Ecco qui di seguito, opportunamente sintetizzato, il brano con cui inizia il De revolutionibus orbium coelestium:
Al Santissimo Paolo III Sommo Pontefice, avendo a lungo meditato tra me e me sui moti delle sfere celesti, ho letto quanti più libri possibili sull’argomento. In tal modo avrei scoperto che sia Cicerone che Niceto avevano intuito i medesimi movimenti, e che perfino Plutarco e altri maestri, quali Filolao, Eraclide Pontico ed Ecfanto pitagorico, avevano immaginato la Terra, infilata in un asse, mentre ruotava su se stessa da occidente a oriente.

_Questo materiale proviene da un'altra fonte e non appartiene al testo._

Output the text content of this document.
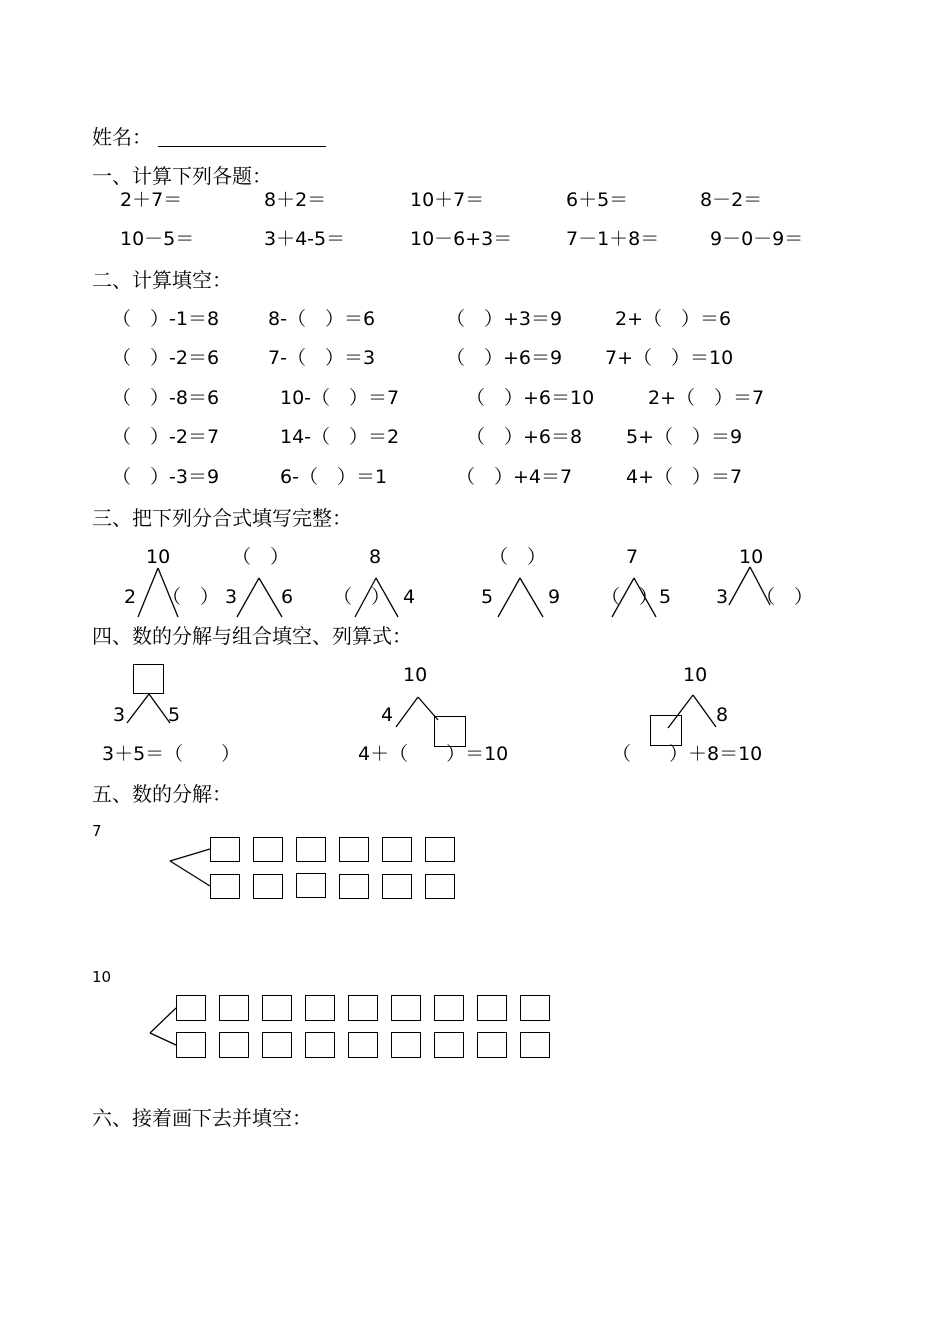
姓名：
一、计算下列各题：
2＋7＝	8＋2＝	10＋7＝	6＋5＝	8－2＝
10－5＝	3＋4-5＝	10－6+3＝	7－1＋8＝	9－0－9＝
二、计算填空：
（　）-1＝8	8-（　）＝6	（　）+3＝9	2+（　）＝6
（　）-2＝6	7-（　）＝3	（　）+6＝9 7+（　）＝10
（　）-8＝6	10-（　）＝7	（　）+6＝10	2+（　）＝7
（　）-2＝7	14-（　）＝2	（　）+6＝8 5+（　）＝9
（　）-3＝9	6-（　）＝1	（　）+4＝7	4+（　）＝7
三、把下列分合式填写完整：
10
2 （　）
（　）
3 6
8
（　） 4
（　）
5	9
7
（　） 5
10
3 （　）
四、数的分解与组合填空、列算式：
3 5
3＋5＝（　　）
10
4
4＋（　　）＝10
10
8
（　　）＋8＝10
五、数的分解：
7
10
六、接着画下去并填空：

La rivoluzione copernicana coinvolse nel corso dei secoli un po’ tutti gli intellettuali italiani, e tra questi anche Giacomo Leopardi. Il poeta, in una delle sue Operette morali, immagina che il Sole e Copernico si siano incontrati in Paradiso e che il Sole abbia confessato all’astronomo di essere stufo di girare tutti i giorni intorno alla Terra. Al che Copernico gli avrebbe chiesto di non dirlo a nessuno, anche perché le conseguenze fisiche e metafisiche sarebbero state enormi.